Moreover, both the groups that received 2.5 g/kg and 5 g/kg of SP showed enhanced yolk color at 40 weeks, along with increased albumen quality. This increase in yolk pigmentation corresponds with findings from other research that have indicated the significant impacts of SP supplementation on egg yolk color. Tufarelli et al. [26] and Khan et al. [24] found that introducing SP to hens’ diets enhances yolk coloration. In a similar vein, a recent study conducted by Panaite et al. [33] demonstrated that incorporating SP supplements into the diet can improve the color of egg yolks.

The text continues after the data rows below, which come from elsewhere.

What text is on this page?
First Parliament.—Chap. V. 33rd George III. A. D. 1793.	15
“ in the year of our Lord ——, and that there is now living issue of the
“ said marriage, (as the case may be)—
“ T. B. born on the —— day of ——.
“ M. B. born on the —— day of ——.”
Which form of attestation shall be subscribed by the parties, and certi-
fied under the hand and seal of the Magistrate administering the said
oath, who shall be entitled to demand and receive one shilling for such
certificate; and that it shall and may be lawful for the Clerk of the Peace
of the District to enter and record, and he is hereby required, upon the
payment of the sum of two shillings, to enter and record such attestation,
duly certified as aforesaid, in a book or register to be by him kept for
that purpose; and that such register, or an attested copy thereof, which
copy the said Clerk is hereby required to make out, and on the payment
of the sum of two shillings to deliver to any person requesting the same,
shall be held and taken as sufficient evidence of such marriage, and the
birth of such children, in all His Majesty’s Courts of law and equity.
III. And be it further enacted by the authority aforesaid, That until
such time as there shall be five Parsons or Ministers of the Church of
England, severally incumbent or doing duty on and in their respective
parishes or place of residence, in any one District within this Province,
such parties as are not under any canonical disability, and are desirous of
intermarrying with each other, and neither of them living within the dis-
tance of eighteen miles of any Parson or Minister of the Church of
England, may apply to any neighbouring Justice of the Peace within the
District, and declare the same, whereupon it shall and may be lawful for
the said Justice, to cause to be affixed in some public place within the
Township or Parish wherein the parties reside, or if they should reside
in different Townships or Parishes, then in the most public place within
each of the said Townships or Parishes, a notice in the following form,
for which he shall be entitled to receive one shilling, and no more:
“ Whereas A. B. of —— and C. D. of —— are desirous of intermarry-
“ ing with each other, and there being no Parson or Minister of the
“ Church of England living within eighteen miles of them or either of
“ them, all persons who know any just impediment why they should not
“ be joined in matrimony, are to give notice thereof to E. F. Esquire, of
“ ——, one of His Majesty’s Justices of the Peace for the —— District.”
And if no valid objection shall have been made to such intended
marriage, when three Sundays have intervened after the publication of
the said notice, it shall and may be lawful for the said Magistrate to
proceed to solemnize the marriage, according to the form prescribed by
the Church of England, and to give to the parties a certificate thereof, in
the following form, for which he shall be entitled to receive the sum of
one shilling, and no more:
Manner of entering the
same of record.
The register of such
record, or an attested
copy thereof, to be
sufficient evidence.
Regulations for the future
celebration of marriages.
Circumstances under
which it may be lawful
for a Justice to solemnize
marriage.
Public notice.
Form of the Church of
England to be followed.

The improved yolk coloration is most likely a result of the high concentration of carotenoids and other pigments in SP [38], which contribute to the development of visibly attractive egg yolks that are often chosen by customers. The improvements in yolk color continued at 42 weeks, where the groups receiving 5 g/kg and 10 g/kg SP showed a linearly significant increase in yolk color compared to the control and 2.5 g/kg groups. These findings indicate that the effect of SP on yolk pigmentation is influenced by the dosage, with greater levels leading to more obvious improvements in color. The continued improvement in yolk color at 44 weeks further confirms the continuing influence of SP administration over a period of time. This phenomenon suggests that the groups receiving SP continuously might have the long-term benefits of SP on egg yolk pigmentation.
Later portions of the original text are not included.